The complete freedom and frivolity a renovation allows is so liberating. You're afforded the opportunity to let yourself visualise your life and configure that space to make it truly your own. You don't think the kitchen is big enough? Move it to a different room. Got a box room that serves no purpose? Knock a wall out and make a walk-in wardrobe. This frivolity overlaps with the practical elements of your space too however. It has to, because lets be honest, day to day life isn't all dinner parties and reading nooks. The washing has to be done, kids will still leave a trail of bags and coats as they walk through the front door and you still need to find a hiding place for the hoover. Renovating a house means you get the opportunity to create spaces to manage these day to day things, and have a tremendous amount of fun while your'e doing it. Buying a 'ready to move in' property will always mean that you have to follow in the wake of how someone else organised their space. A prime of example of how fun and practicality come together can be seen in my next post about the utility come boot room or 'Bootility' (as it's now been dubbed). This room didn't actually exist when we bought HOTHR, but creating it was crucial in my plans of how we wanted a more organised, stress-free flow of living.

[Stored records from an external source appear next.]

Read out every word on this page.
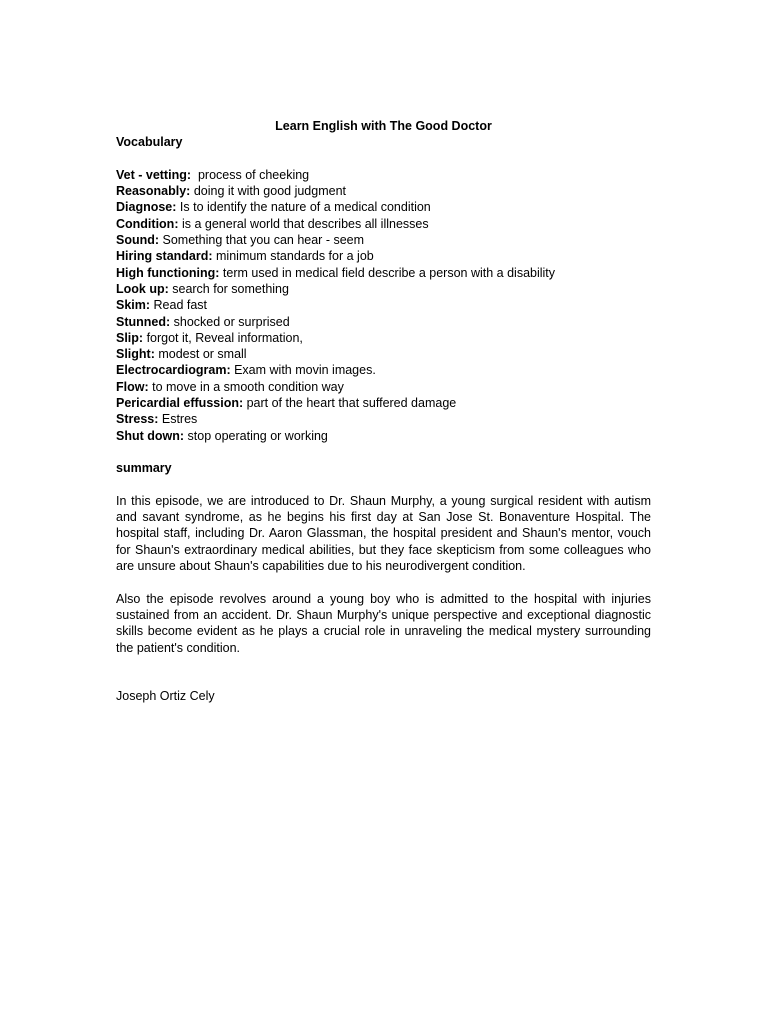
Learn English with The Good Doctor

Vocabulary

Vet - vetting:  process of cheeking
Reasonably: doing it with good judgment
Diagnose: Is to identify the nature of a medical condition
Condition: is a general world that describes all illnesses
Sound: Something that you can hear - seem
Hiring standard: minimum standards for a job
High functioning: term used in medical field describe a person with a disability
Look up: search for something
Skim: Read fast
Stunned: shocked or surprised
Slip: forgot it, Reveal information,
Slight: modest or small
Electrocardiogram: Exam with movin images.
Flow: to move in a smooth condition way
Pericardial effussion: part of the heart that suffered damage
Stress: Estres
Shut down: stop operating or working

summary

In this episode, we are introduced to Dr. Shaun Murphy, a young surgical resident with autism and savant syndrome, as he begins his first day at San Jose St. Bonaventure Hospital. The hospital staff, including Dr. Aaron Glassman, the hospital president and Shaun's mentor, vouch for Shaun's extraordinary medical abilities, but they face skepticism from some colleagues who are unsure about Shaun's capabilities due to his neurodivergent condition.

Also the episode revolves around a young boy who is admitted to the hospital with injuries sustained from an accident. Dr. Shaun Murphy's unique perspective and exceptional diagnostic skills become evident as he plays a crucial role in unraveling the medical mystery surrounding the patient's condition.

Joseph Ortiz Cely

The downside of this freedom comes in the fact that literally anything is possible when you've got what I call 'YES' builders. The 'NO' builders suck the air in between their teeth, scratch their heads and put the blockers on anything you suggest that's marginally inconvenient. For the 'YES' builders, nothing is beyond their reach and they relish the challenge. Luckily ours are the former. But...the renovation demands immediate answers and action. Once those workmen are in the door you're expected to know exactly where you want everything, from the radiators to the light switches. All of a sudden you're on a time limit with no room for indecision, but an infinite number of possibilities. Having a clear vision is really helpful in this instance. I had already mapped out how we'd be using the rooms before we even owned it and so I've managed to be quite decisive on where I want things and why. The important message here is don't underestimate how long you spend day dreaming about your potential new home. It might be the difference between the builders being there an extra month or not. And when time is money, those fantasies could save you a fortune! Definitely not to be underestimated.